The net result of my faux pas was a gradual decline in my mental strength & all that comes with that; the need for sleep; the inertia; the disinterest in life. To top it all, the drug I take at night is a tricyclic antidepressant, which is also used as prophylaxis for migraine! So that interminable pain I had been suffering & everything else that went with it was entirely my own fault! The reason for my abysmal blood count was that I had been starving myself through the inertia & lack of motivation that reducing my dose brought about. Eureka! Now it all made sense. 
Catastrophic as all this felt at the time, it has been a great lesson for me, if a little disappointing that it revealed the depression is still alive & kicking behind the control of the medication, where I had thought that maybe I could start to be weaned off after 3 years’ treatment. 
I am now taking iron tablets like a good girl, am trying to be in bed before 11 pm, having an apple (instead of nothing) at lunch time & having something halfway decent for my tea instead of tea & biscuits! I hope some of you can relate to what I've shared, and may give a little hope to those of you who have done something similar. 
LESSON: If you feel like hell on earth, check your medication doses first! 


Wednesday, 9 January 2013

Pinterest Schminterest

Jeeeez! This techno lark is not good for my health. I've been trying in vain to install a Pinterest button on the blog, but will it work? NO bloomin' way. I've resorted to appealing to Pinterest to sort it for me.

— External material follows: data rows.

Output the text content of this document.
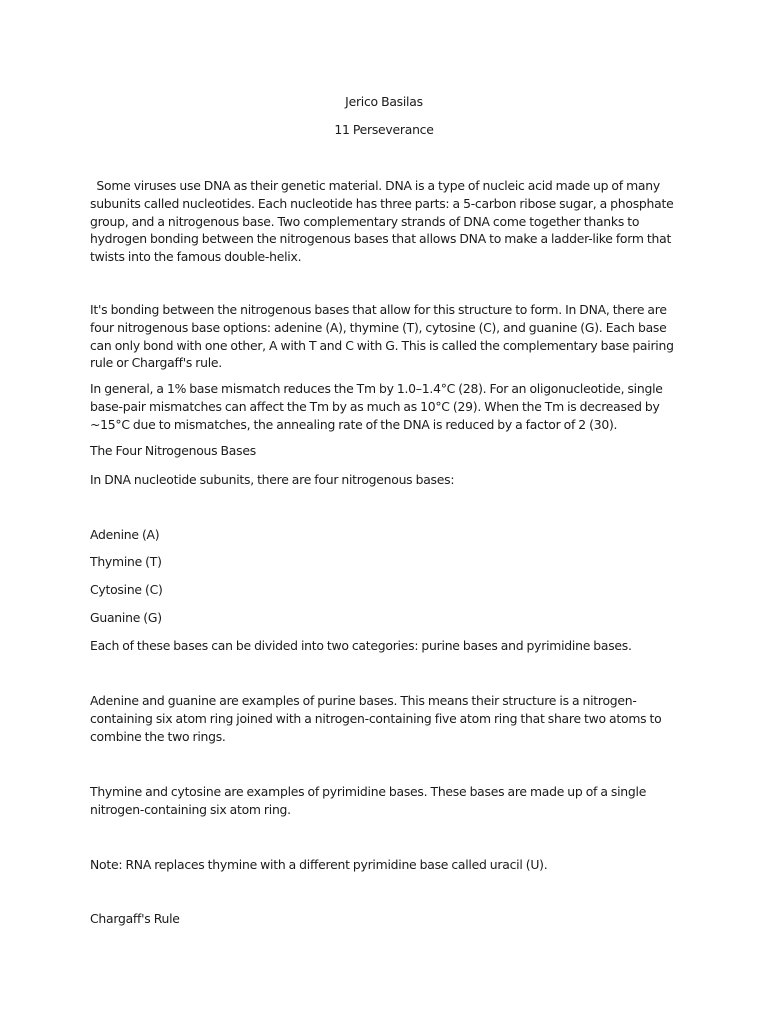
Jerico Basilas

11 Perseverance

Some viruses use DNA as their genetic material. DNA is a type of nucleic acid made up of many subunits called nucleotides. Each nucleotide has three parts: a 5-carbon ribose sugar, a phosphate group, and a nitrogenous base. Two complementary strands of DNA come together thanks to hydrogen bonding between the nitrogenous bases that allows DNA to make a ladder-like form that twists into the famous double-helix.

It's bonding between the nitrogenous bases that allow for this structure to form. In DNA, there are four nitrogenous base options: adenine (A), thymine (T), cytosine (C), and guanine (G). Each base can only bond with one other, A with T and C with G. This is called the complementary base pairing rule or Chargaff's rule.

In general, a 1% base mismatch reduces the Tm by 1.0–1.4°C (28). For an oligonucleotide, single base-pair mismatches can affect the Tm by as much as 10°C (29). When the Tm is decreased by ~15°C due to mismatches, the annealing rate of the DNA is reduced by a factor of 2 (30).

The Four Nitrogenous Bases

In DNA nucleotide subunits, there are four nitrogenous bases:

Adenine (A)

Thymine (T)

Cytosine (C)

Guanine (G)

Each of these bases can be divided into two categories: purine bases and pyrimidine bases.

Adenine and guanine are examples of purine bases. This means their structure is a nitrogen-containing six atom ring joined with a nitrogen-containing five atom ring that share two atoms to combine the two rings.

Thymine and cytosine are examples of pyrimidine bases. These bases are made up of a single nitrogen-containing six atom ring.

Note: RNA replaces thymine with a different pyrimidine base called uracil (U).

Chargaff's Rule
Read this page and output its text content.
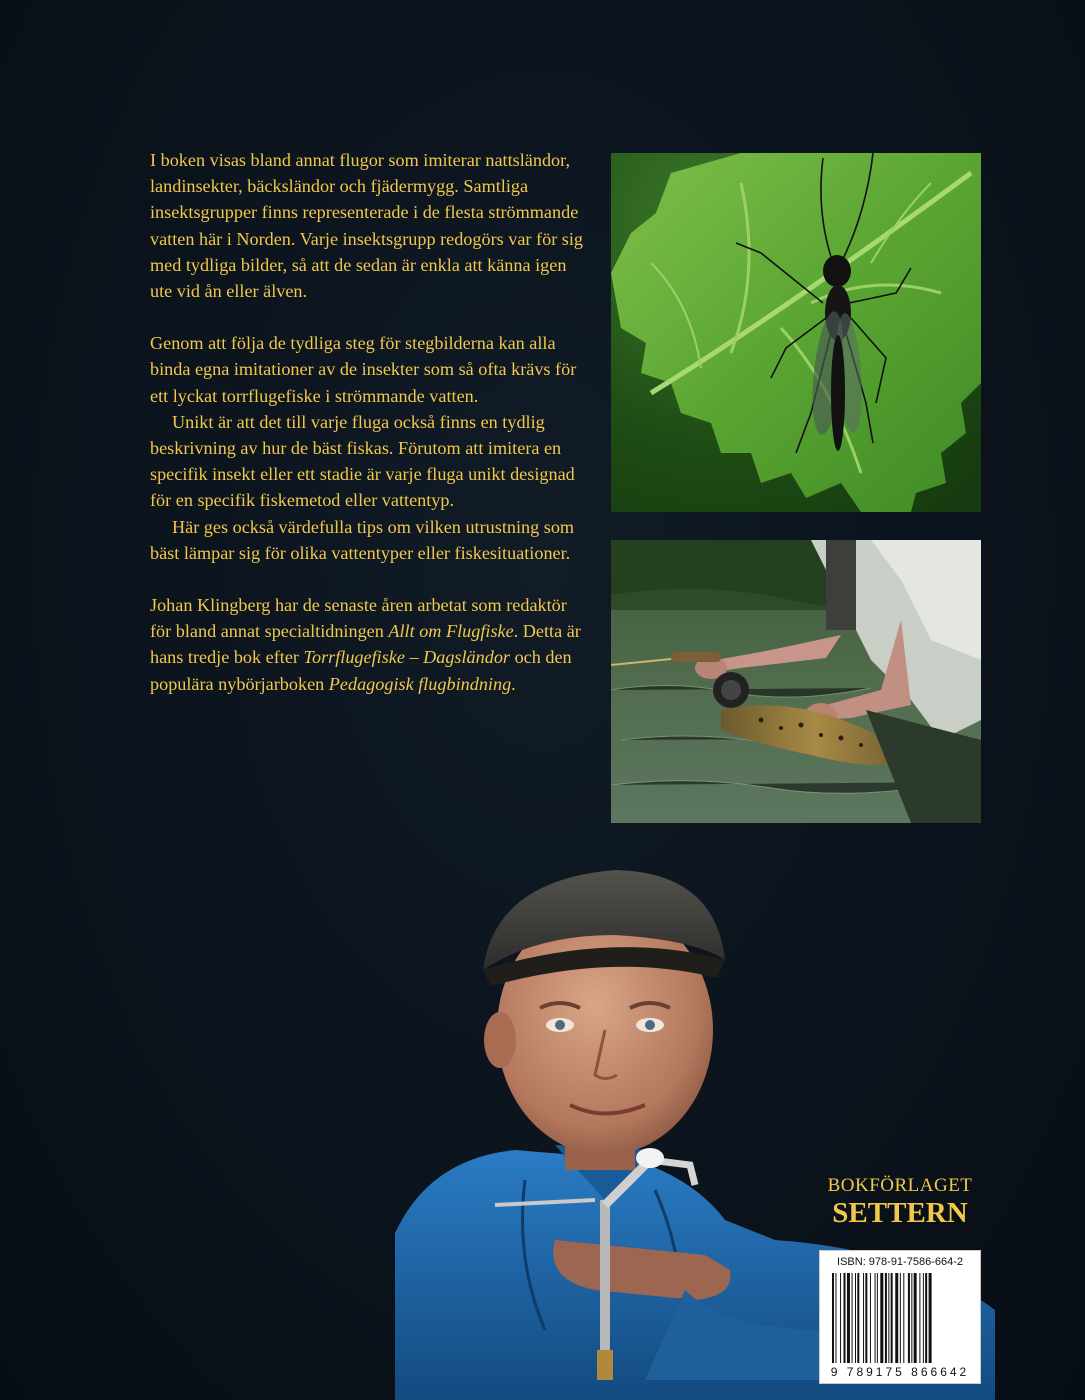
I boken visas bland annat flugor som imiterar nattsländor, landinsekter, bäcksländor och fjädermygg. Samtliga insektsgrupper finns representerade i de flesta strömmande vatten här i Norden. Varje insektsgrupp redogörs var för sig med tydliga bilder, så att de sedan är enkla att känna igen ute vid ån eller älven.

Genom att följa de tydliga steg för stegbilderna kan alla binda egna imitationer av de insekter som så ofta krävs för ett lyckat torrflugefiske i strömmande vatten.

Unikt är att det till varje fluga också finns en tydlig beskrivning av hur de bäst fiskas. Förutom att imitera en specifik insekt eller ett stadie är varje fluga unikt designad för en specifik fiskemetod eller vattentyp.

Här ges också värdefulla tips om vilken utrustning som bäst lämpar sig för olika vattentyper eller fiskesituationer.

Johan Klingberg har de senaste åren arbetat som redaktör för bland annat specialtidningen Allt om Flugfiske. Detta är hans tredje bok efter Torrflugefiske – Dagsländor och den populära nybörjarboken Pedagogisk flugbindning.

BOKFÖRLAGET
SETTERN
ISBN: 978-91-7586-664-2
9 789175 866642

Other than that I've been working on a 'Funky Thistle' for one of my regular customers. She wants me to do it in the style of another artist, which is not something I've done before. I've come up with something I hope is somewhere near to what she had in mind & am emailing a photo to her for the verdict. When you work alone I find it takes a certain amount of nerve on my part to submit my interpretation of what is in someone else's head, directly to that person without having had the luxury of a second opinion . A bit like being on a trapeze with no safety net I imagine.I just have to throw myself out there, into the spotlight & hope for the best.I won't mind doing it again if it's not right, I'm here to give people what they want after all, but it's still a tad nerve-racking until you hear what they think.

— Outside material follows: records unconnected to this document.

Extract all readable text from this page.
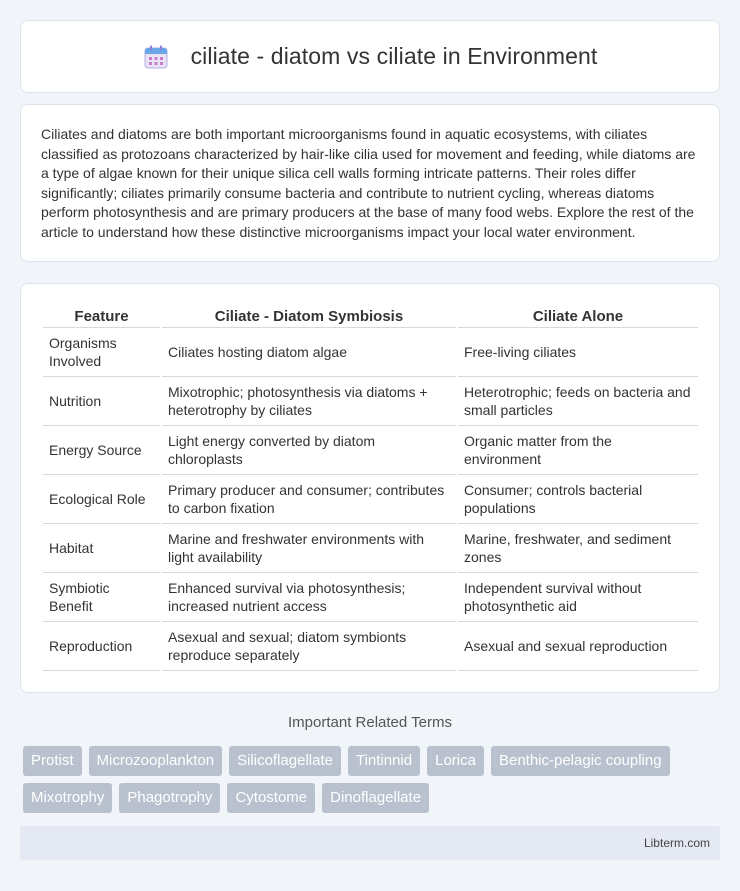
ciliate - diatom vs ciliate in Environment

Ciliates and diatoms are both important microorganisms found in aquatic ecosystems, with ciliates classified as protozoans characterized by hair-like cilia used for movement and feeding, while diatoms are a type of algae known for their unique silica cell walls forming intricate patterns. Their roles differ significantly; ciliates primarily consume bacteria and contribute to nutrient cycling, whereas diatoms perform photosynthesis and are primary producers at the base of many food webs. Explore the rest of the article to understand how these distinctive microorganisms impact your local water environment.

Feature	Ciliate - Diatom Symbiosis	Ciliate Alone
Organisms Involved	Ciliates hosting diatom algae	Free-living ciliates
Nutrition	Mixotrophic; photosynthesis via diatoms + heterotrophy by ciliates	Heterotrophic; feeds on bacteria and small particles
Energy Source	Light energy converted by diatom chloroplasts	Organic matter from the environment
Ecological Role	Primary producer and consumer; contributes to carbon fixation	Consumer; controls bacterial populations
Habitat	Marine and freshwater environments with light availability	Marine, freshwater, and sediment zones
Symbiotic Benefit	Enhanced survival via photosynthesis; increased nutrient access	Independent survival without photosynthetic aid
Reproduction	Asexual and sexual; diatom symbionts reproduce separately	Asexual and sexual reproduction
Important Related Terms
Protist	Microzooplankton	Silicoflagellate	Tintinnid	Lorica	Benthic-pelagic coupling
Mixotrophy	Phagotrophy	Cytostome	Dinoflagellate
Libterm.com
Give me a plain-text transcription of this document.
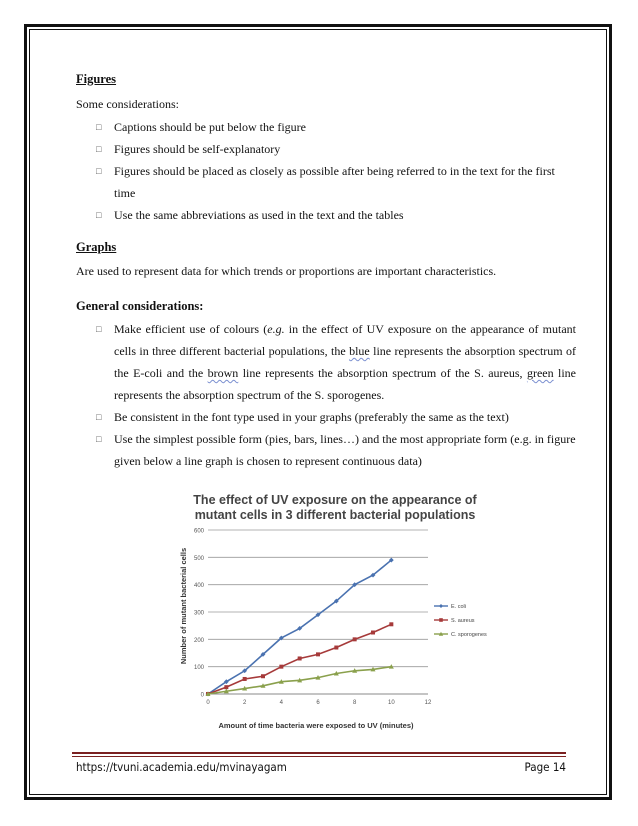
Figures

Some considerations:

□	Captions should be put below the figure
□	Figures should be self-explanatory
□	Figures should be placed as closely as possible after being referred to in the text for the first time
□	Use the same abbreviations as used in the text and the tables

Graphs

Are used to represent data for which trends or proportions are important characteristics.

General considerations:

□	Make efficient use of colours (e.g. in the effect of UV exposure on the appearance of mutant cells in three different bacterial populations, the blue line represents the absorption spectrum of the E-coli and the brown line represents the absorption spectrum of the S. aureus, green line represents the absorption spectrum of the S. sporogenes.
□	Be consistent in the font type used in your graphs (preferably the same as the text)
□	Use the simplest possible form (pies, bars, lines…) and the most appropriate form (e.g. in figure given below a line graph is chosen to represent continuous data)
The effect of UV exposure on the appearance of
mutant cells in 3 different bacterial populations
Number of mutant bacterial cells
Amount of time bacteria were exposed to UV (minutes)
0
100
200
300
400
500
600
0	2	4	6	8	10	12
E. coli
S. aureus
C. sporogenes
https://tvuni.academia.edu/mvinayagam	Page 14
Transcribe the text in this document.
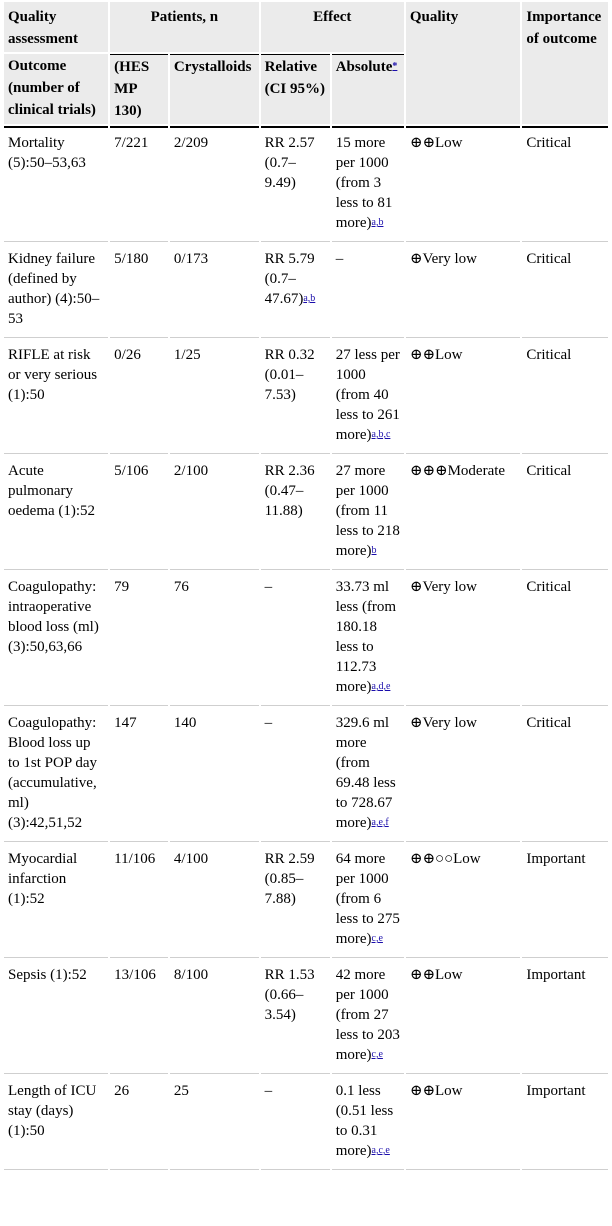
Quality assessment	Patients, n		Effect		Quality	Importance of outcome
Outcome (number of clinical trials)	(HES MP 130)	Crystalloids	Relative (CI 95%)	Absolute*		
Mortality (5):50–53,63	7/221	2/209	RR 2.57 (0.7–9.49)	15 more per 1000 (from 3 less to 81 more)a,b	⊕⊕Low	Critical
Kidney failure (defined by author) (4):50–53	5/180	0/173	RR 5.79 (0.7–47.67)a,b	–	⊕Very low	Critical
RIFLE at risk or very serious (1):50	0/26	1/25	RR 0.32 (0.01–7.53)	27 less per 1000 (from 40 less to 261 more)a,b,c	⊕⊕Low	Critical
Acute pulmonary oedema (1):52	5/106	2/100	RR 2.36 (0.47–11.88)	27 more per 1000 (from 11 less to 218 more)b	⊕⊕⊕Moderate	Critical
Coagulopathy: intraoperative blood loss (ml) (3):50,63,66	79	76	–	33.73 ml less (from 180.18 less to 112.73 more)a,d,e	⊕Very low	Critical
Coagulopathy: Blood loss up to 1st POP day (accumulative, ml) (3):42,51,52	147	140	–	329.6 ml more (from 69.48 less to 728.67 more)a,e,f	⊕Very low	Critical
Myocardial infarction (1):52	11/106	4/100	RR 2.59 (0.85–7.88)	64 more per 1000 (from 6 less to 275 more)c,e	⊕⊕○○Low	Important
Sepsis (1):52	13/106	8/100	RR 1.53 (0.66–3.54)	42 more per 1000 (from 27 less to 203 more)c,e	⊕⊕Low	Important
Length of ICU stay (days) (1):50	26	25	–	0.1 less (0.51 less to 0.31 more)a,c,e	⊕⊕Low	Important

Here's a look at my prep work for the Thistle. At some point I 'saw' this spattered background, so I tried it & took Elsie (my Westie) for a walk while it dried.
Speaking of Elsie, it's time for her tea & I can feel a cuppa coming on, maybe with a couple of white chocolate mice, one of my current addictions!

Tuesday, 8 January 2013

Blogger This for a Lark

I'm not finding this Blog set-up very straightforward. Blogger guidance is ambiguous to say the least. This is still not the format I'm aiming for, but having worked on it most of the day, given myself a headache,grumbled, sighed, blasphemed, shouted & let my tea go cold twice, I'm almost scared to tinker more in-case I mess up what's here now! Maybe I should have taken the hat off......

Monday, 7 January 2013

My first follower

Hi Susan, congratulations on being my first ever follower! PM your address to me on FB & I'll send you a little First Follower something.

Sunday, 6 January 2013

So here I am.......

Well, here's where I guess I'll be posting about my day to day life as a 'struggling artist', through the eyes of a slightly twisted, though harmless creative girly. I'm not sure how it's going to evolve, but that mirrors my life so far. I'm going with the flow......man.